October 1, 2004

Gnomedex II

I found where the plugs are, finally. The conference room here has outlets in the floor, groups of two plugs spaced every thirty feet. So of course everybody is clustered around these spots where the outlets are. I was able to find a power strip I could plug into, so my my wife’s three-year-old Vaio now has a nice food source.

Right now the online security panel is going on. Talk has ranged to how easy computers should be to use out of the box, and whether they are appliances or not. As someone said, unless you take it in the bathtub with you, you know your toaster is going to work fine. People expect the same from computers. They’ve also gone on to talk about DRM, and now they’re talking about what power ISPs and OS vendors should (or should not) have to force people to upgrade and keep up with security. Is it the ISP’s responsibility to make sure there are no computers with viruses on their networks? If somebody wants to run Win 98, with no anti-virus software, should anybody be able to stop them? Or should they have the freedom to do what they want?

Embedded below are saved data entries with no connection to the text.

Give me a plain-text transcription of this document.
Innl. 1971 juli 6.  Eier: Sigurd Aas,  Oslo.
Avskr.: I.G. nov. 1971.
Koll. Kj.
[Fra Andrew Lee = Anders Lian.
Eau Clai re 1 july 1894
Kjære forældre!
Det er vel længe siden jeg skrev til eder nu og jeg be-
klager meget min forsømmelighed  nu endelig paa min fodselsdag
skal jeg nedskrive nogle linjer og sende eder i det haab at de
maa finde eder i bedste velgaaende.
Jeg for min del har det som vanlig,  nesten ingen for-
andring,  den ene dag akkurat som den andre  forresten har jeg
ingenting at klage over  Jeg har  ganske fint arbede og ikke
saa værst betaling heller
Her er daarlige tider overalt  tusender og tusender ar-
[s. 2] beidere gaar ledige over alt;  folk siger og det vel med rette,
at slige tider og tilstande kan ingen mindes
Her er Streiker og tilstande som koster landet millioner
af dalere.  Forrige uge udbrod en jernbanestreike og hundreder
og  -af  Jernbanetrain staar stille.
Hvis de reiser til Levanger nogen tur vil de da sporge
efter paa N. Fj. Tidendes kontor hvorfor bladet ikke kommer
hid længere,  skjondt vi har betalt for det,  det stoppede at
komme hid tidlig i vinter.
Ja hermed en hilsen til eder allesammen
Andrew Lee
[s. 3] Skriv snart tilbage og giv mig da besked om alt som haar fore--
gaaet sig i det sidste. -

In general, since the internet is supposedly for everyone, how do we stop the incompetent people from destroying it?

James Roberts, in the audience, just proposed that ISPs should charge more for people who are using older, insecure software. As he said, if the ISP charges $200 more per year, or goes the other way and gives you a discount for being up-to-date and secure, there’s the money for your Windows XP upgrade.